I still had a bit of misfortune though.  At one point I accidentally knocked it down from my worktable when reaching for something else on my desk.  A couple pieces broke off and it had to be re-glued before painting could begin.  Between the assembling and correcting of the model, priming, and then repairing the model, all this lasted twice as long than the actual painting did.

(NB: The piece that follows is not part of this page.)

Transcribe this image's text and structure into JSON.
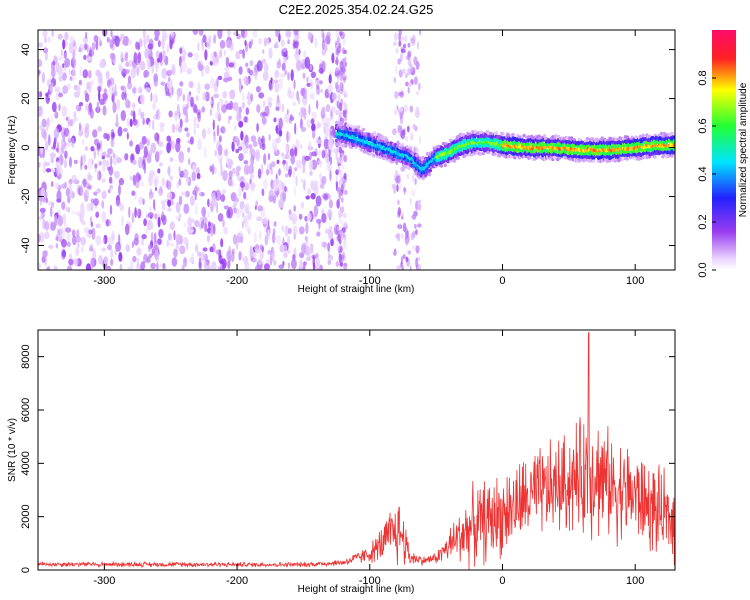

The key paint used for the base coast was 'Mechanicus Standard Grey' from the Citadel paint line.  The majority of the model needed this shade of grey and, aside from the dias, skulls, and flames, little else was needed.  The skulls circling the dias, the arches in the base, and on top of the pillars were done in 'Ushabti Bone' and the spikes, metal rings, and skull symbols in the dias was done in 'Gehenna's Gold'.  'Mournfang Brown' was used on the rest of the surface of the dias.  The blades on the scythes were done in 'Lead Belcher' with the blade edges down in 'Runefang Steel'.

With the exception of the flames and scythe blades, the entirety of the model was shaded using 'Nuln Oil' with a more generous amount applied to the skull ring and skull arches.  Afterwards, all stone received a drybrushing of 'Terminatus Stone', one of the dry compounds from Citadel.  The effect was turned out to be even better than I could have hoped for and looks amazing for something that was simple to do.  I also did some drybrushing on all the gold using the 'Golden Griffon' dry compound.

The flames were a concern initially but it ended up being a lot simpler than I thought.  Flames can be difficult to do well and I think it worked out well enough.  The flames received a coat of 'Averland Sunset' and I used a touch of 'Lugganath Orange' at the very base of the flames.  The flames got a wash of 'Fuegan Orange' while the model was upsiade down to allow the flow to come 'up' on the flames.  I touched up and brightened up the model and drybrushed with a bit of 'Kindelflame' followed by a wash of 'Casandora Yellow'.

With the model dry, I used a glossy varnish for the flames, dias surface, and scythe blades.  The rest of the model received a coat of matte varnish.